Gay Jesuit student priest calls on church to find 'tender compassion' in poignant statement
Priest Praying' [Shutterstock]

A 36-year-old Jesuit man studying for the priesthood announced he was gay on Friday and encouraged the Catholic Church to be more accepting of LGBT clergy and members, Think Progress reported.

"I pray as a Church we discover tender compassion for each other to love the God that dwells in us all," Damian Torres-Botello wrote in a column published in The Jesuit Post.

Torres-Botello recalled in the piece that as he began his training nearly three years ago, friends worried that he would be "forced into the closet," or that he would face difficulties in his studies as a person of color in "an ostensibly all-white male order." Instead, Think Progress reported that his post was approved by his superiors.

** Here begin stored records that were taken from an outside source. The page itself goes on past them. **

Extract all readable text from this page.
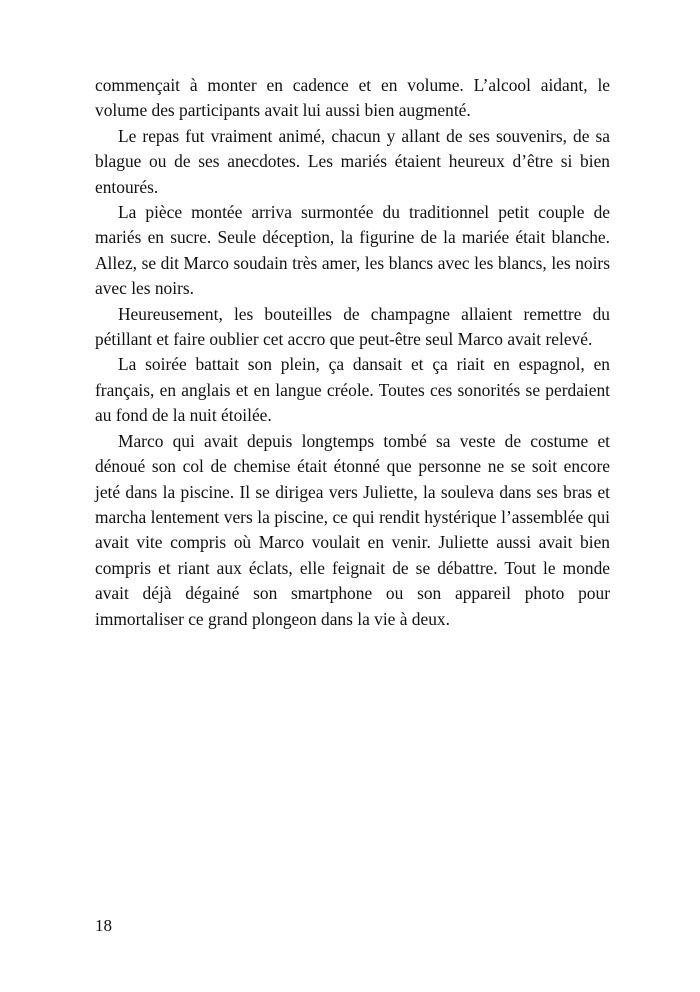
commençait à monter en cadence et en volume. L’alcool aidant, le volume des participants avait lui aussi bien augmenté.

Le repas fut vraiment animé, chacun y allant de ses souvenirs, de sa blague ou de ses anecdotes. Les mariés étaient heureux d’être si bien entourés.

La pièce montée arriva surmontée du traditionnel petit couple de mariés en sucre. Seule déception, la figurine de la mariée était blanche. Allez, se dit Marco soudain très amer, les blancs avec les blancs, les noirs avec les noirs.

Heureusement, les bouteilles de champagne allaient remettre du pétillant et faire oublier cet accro que peut-être seul Marco avait relevé.

La soirée battait son plein, ça dansait et ça riait en espagnol, en français, en anglais et en langue créole. Toutes ces sonorités se perdaient au fond de la nuit étoilée.

Marco qui avait depuis longtemps tombé sa veste de costume et dénoué son col de chemise était étonné que personne ne se soit encore jeté dans la piscine. Il se dirigea vers Juliette, la souleva dans ses bras et marcha lentement vers la piscine, ce qui rendit hystérique l’assemblée qui avait vite compris où Marco voulait en venir. Juliette aussi avait bien compris et riant aux éclats, elle feignait de se débattre. Tout le monde avait déjà dégainé son smartphone ou son appareil photo pour immortaliser ce grand plongeon dans la vie à deux.

18
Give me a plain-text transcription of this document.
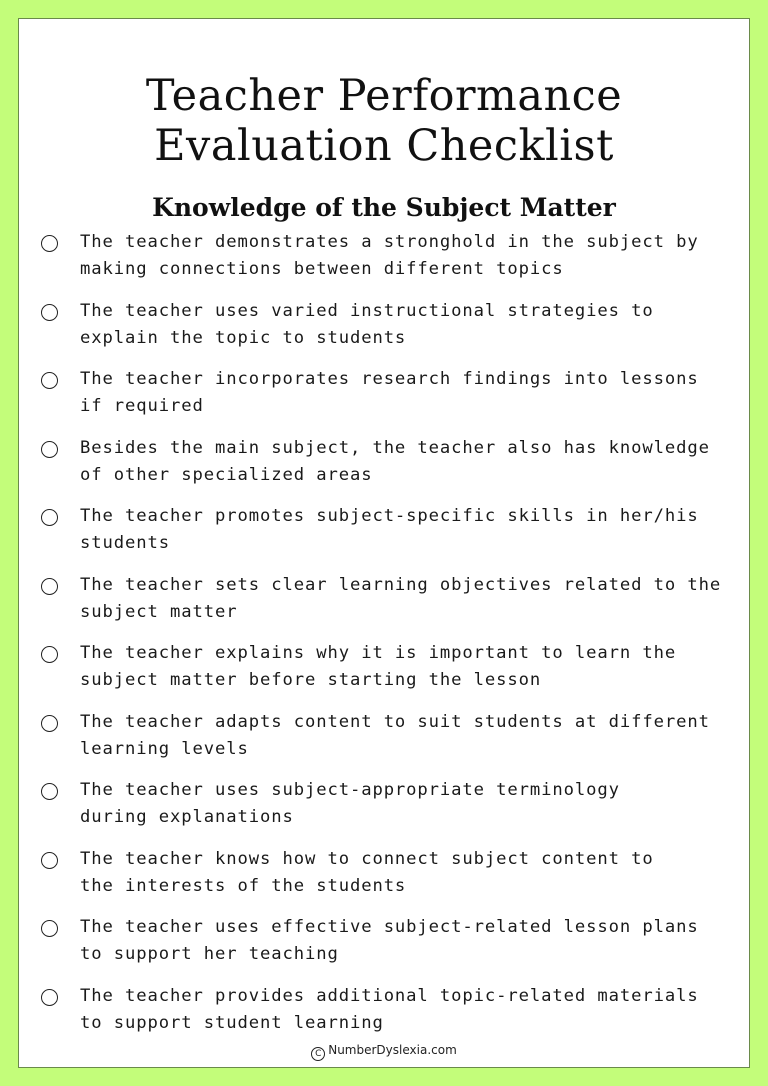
Teacher Performance
Evaluation Checklist
Knowledge of the Subject Matter
The teacher demonstrates a stronghold in the subject by
making connections between different topics
The teacher uses varied instructional strategies to
explain the topic to students
The teacher incorporates research findings into lessons
if required
Besides the main subject, the teacher also has knowledge
of other specialized areas
The teacher promotes subject-specific skills in her/his
students
The teacher sets clear learning objectives related to the
subject matter
The teacher explains why it is important to learn the
subject matter before starting the lesson
The teacher adapts content to suit students at different
learning levels
The teacher uses subject-appropriate terminology
during explanations
The teacher knows how to connect subject content to
the interests of the students
The teacher uses effective subject-related lesson plans
to support her teaching
The teacher provides additional topic-related materials
to support student learning
C NumberDyslexia.com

"I am more than my skin color, my sexual orientation, and my economic class," Torres-Botello stated. "It restricts God's image and likeness if I only see myself as those three aspects. Defining myself purely on what I am limits who I am and how I can be of service."

The Advocate reported that, while the Roman Catholic Church refers to homosexuality as a "disorder," Torres-Botello's appeal came a day after more than 100 high-ranking church officials and donors urged Pope Francis -- who is a Jesuit like Torres-Botello -- to remove San Francisco Archbishop Salvatore Cordileone from his position.

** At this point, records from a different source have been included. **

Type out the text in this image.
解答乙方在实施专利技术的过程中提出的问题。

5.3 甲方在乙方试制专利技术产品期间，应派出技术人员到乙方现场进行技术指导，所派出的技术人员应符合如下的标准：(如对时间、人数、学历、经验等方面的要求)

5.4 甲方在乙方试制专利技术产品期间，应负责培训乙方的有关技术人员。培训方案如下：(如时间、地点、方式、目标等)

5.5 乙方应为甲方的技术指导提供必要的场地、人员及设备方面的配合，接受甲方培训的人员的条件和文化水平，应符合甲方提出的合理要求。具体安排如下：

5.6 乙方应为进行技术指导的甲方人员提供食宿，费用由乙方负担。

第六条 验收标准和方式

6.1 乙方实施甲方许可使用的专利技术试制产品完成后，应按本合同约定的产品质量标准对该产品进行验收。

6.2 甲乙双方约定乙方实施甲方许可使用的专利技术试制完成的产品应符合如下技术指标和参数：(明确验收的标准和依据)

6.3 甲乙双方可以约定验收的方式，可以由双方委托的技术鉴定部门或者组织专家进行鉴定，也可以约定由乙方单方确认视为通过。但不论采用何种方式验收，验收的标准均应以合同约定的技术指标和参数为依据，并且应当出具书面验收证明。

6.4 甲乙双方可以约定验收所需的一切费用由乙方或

The group took out a full-page ad in the San Francisco Chronicle on Thursday accusing Cordileone of creating "an atmosphere of division and intolerance" within the local church community. While Torres-Botello's statement steered clear of any specific policy changes, he also noted that many Catholics have been made to feel unwelcome within their own respective churches.

"Teachers have been terminated from jobs, children with disabilities have been refused sacraments, and many divorced men and women continue to feel unwanted," he wrote. "You don't have to look hard to find similar stories from African-American Catholics, Latino Catholics, Catholic women, and former Catholics alike. And all of this tension has caused people to leave the church, and in some cases, lose their faith."